For the time being, the prospects of such a study seem distant. The original AREDS cost about $35 million, and the NEI is not about to lay out that much for a similar trial, said Dr Chew. "We don't feel that there's a clinical question to ask," she said. "If we felt we were harming patients, yes, we definitely would. But we don't believe that's the case."

Typically, the company with the most to gain from research will foot the bill for a clinical trial. But ArcticDx does not have that kind of money on hand, Dr Zanke said. The Centers for Medicare and Medicaid Services has stopped reimbursing for the ArcticDx test, but the company is trying to persuade it to resume coverage. In addition, the US Patent and Trademark Office has made it much harder for the company to claim that it has an original invention.

"It's become exceptionally difficult to make money," Dr Zanke said. "We're lucky, in that we've got a lot of retina specialists who are investors in the company. They believe in the technology and they want to make it available to their patients."
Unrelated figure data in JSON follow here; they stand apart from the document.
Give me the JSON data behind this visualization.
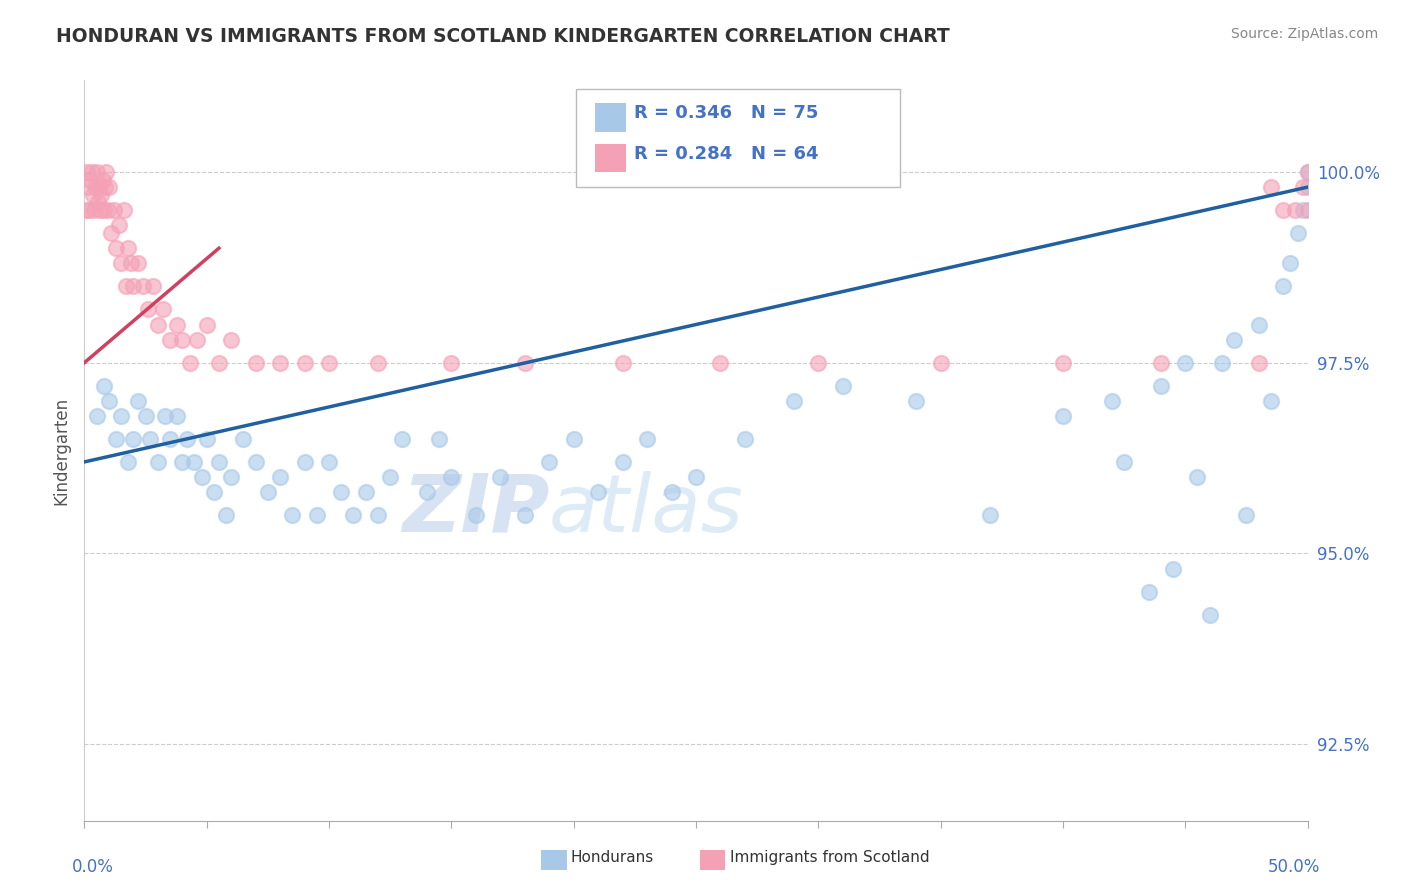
{
  "title": "HONDURAN VS IMMIGRANTS FROM SCOTLAND KINDERGARTEN CORRELATION CHART",
  "source": "Source: ZipAtlas.com",
  "ylabel": "Kindergarten",
  "xlim": [
    0.0,
    50.0
  ],
  "ylim": [
    91.5,
    101.2
  ],
  "yticks": [
    92.5,
    95.0,
    97.5,
    100.0
  ],
  "ytick_labels": [
    "92.5%",
    "95.0%",
    "97.5%",
    "100.0%"
  ],
  "blue_color": "#a8c8e8",
  "pink_color": "#f4a0b5",
  "blue_line_color": "#2060a0",
  "pink_line_color": "#d04060",
  "blue_x": [
    0.5,
    0.8,
    1.0,
    1.3,
    1.5,
    1.8,
    2.0,
    2.2,
    2.5,
    2.7,
    3.0,
    3.3,
    3.5,
    3.8,
    4.0,
    4.2,
    4.5,
    4.8,
    5.0,
    5.3,
    5.5,
    5.8,
    6.0,
    6.5,
    7.0,
    7.5,
    8.0,
    8.5,
    9.0,
    9.5,
    10.0,
    10.5,
    11.0,
    11.5,
    12.0,
    12.5,
    13.0,
    14.0,
    14.5,
    15.0,
    16.0,
    17.0,
    18.0,
    19.0,
    20.0,
    21.0,
    22.0,
    23.0,
    24.0,
    25.0,
    27.0,
    29.0,
    31.0,
    34.0,
    37.0,
    40.0,
    42.0,
    43.5,
    44.0,
    44.5,
    45.0,
    45.5,
    46.0,
    46.5,
    47.0,
    47.5,
    48.0,
    48.5,
    49.0,
    49.3,
    49.6,
    49.8,
    50.0,
    42.5,
    50.0
  ],
  "blue_y": [
    96.8,
    97.2,
    97.0,
    96.5,
    96.8,
    96.2,
    96.5,
    97.0,
    96.8,
    96.5,
    96.2,
    96.8,
    96.5,
    96.8,
    96.2,
    96.5,
    96.2,
    96.0,
    96.5,
    95.8,
    96.2,
    95.5,
    96.0,
    96.5,
    96.2,
    95.8,
    96.0,
    95.5,
    96.2,
    95.5,
    96.2,
    95.8,
    95.5,
    95.8,
    95.5,
    96.0,
    96.5,
    95.8,
    96.5,
    96.0,
    95.5,
    96.0,
    95.5,
    96.2,
    96.5,
    95.8,
    96.2,
    96.5,
    95.8,
    96.0,
    96.5,
    97.0,
    97.2,
    97.0,
    95.5,
    96.8,
    97.0,
    94.5,
    97.2,
    94.8,
    97.5,
    96.0,
    94.2,
    97.5,
    97.8,
    95.5,
    98.0,
    97.0,
    98.5,
    98.8,
    99.2,
    99.5,
    100.0,
    96.2,
    99.8
  ],
  "pink_x": [
    0.05,
    0.1,
    0.15,
    0.2,
    0.25,
    0.3,
    0.35,
    0.4,
    0.45,
    0.5,
    0.55,
    0.6,
    0.65,
    0.7,
    0.75,
    0.8,
    0.85,
    0.9,
    0.95,
    1.0,
    1.1,
    1.2,
    1.3,
    1.4,
    1.5,
    1.6,
    1.7,
    1.8,
    1.9,
    2.0,
    2.2,
    2.4,
    2.6,
    2.8,
    3.0,
    3.2,
    3.5,
    3.8,
    4.0,
    4.3,
    4.6,
    5.0,
    5.5,
    6.0,
    7.0,
    8.0,
    9.0,
    10.0,
    12.0,
    15.0,
    18.0,
    22.0,
    26.0,
    30.0,
    35.0,
    40.0,
    44.0,
    48.0,
    50.0,
    49.5,
    49.8,
    50.0,
    48.5,
    49.0
  ],
  "pink_y": [
    99.5,
    100.0,
    99.8,
    99.5,
    99.9,
    100.0,
    99.7,
    99.5,
    99.8,
    100.0,
    99.6,
    99.8,
    99.5,
    99.7,
    99.9,
    99.5,
    99.8,
    100.0,
    99.5,
    99.8,
    99.2,
    99.5,
    99.0,
    99.3,
    98.8,
    99.5,
    98.5,
    99.0,
    98.8,
    98.5,
    98.8,
    98.5,
    98.2,
    98.5,
    98.0,
    98.2,
    97.8,
    98.0,
    97.8,
    97.5,
    97.8,
    98.0,
    97.5,
    97.8,
    97.5,
    97.5,
    97.5,
    97.5,
    97.5,
    97.5,
    97.5,
    97.5,
    97.5,
    97.5,
    97.5,
    97.5,
    97.5,
    97.5,
    100.0,
    99.5,
    99.8,
    99.5,
    99.8,
    99.5
  ],
  "blue_trend_x": [
    0,
    50
  ],
  "blue_trend_y": [
    96.2,
    99.8
  ],
  "pink_trend_x": [
    0,
    5.5
  ],
  "pink_trend_y": [
    97.5,
    99.0
  ],
  "watermark_zip": "ZIP",
  "watermark_atlas": "atlas"
}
For the time being, though, they'll have to do so in opposition to official recommendations.

The AREDS studies were funded by the National Eye Institute, which receives royalties for a patent on the AREDS supplements. Dr Awh holds equity and patents in ArcticDx. Dr Zanke is an employee and holds patents in ArcticDx. Some of Dr Awh's coauthors have been consultants for ArcticDx. Dr Ferris is an employee of the NEI and receives royalties for a patent on the AREDS supplements. Dr Chew is an employee of the NEI. A coauthor of Dr Seddon's study has received a consulting fee from ArcticDx. Dr Khurana is a consultant for Genentech, Regeneron Pharmaceutical, and Allergan.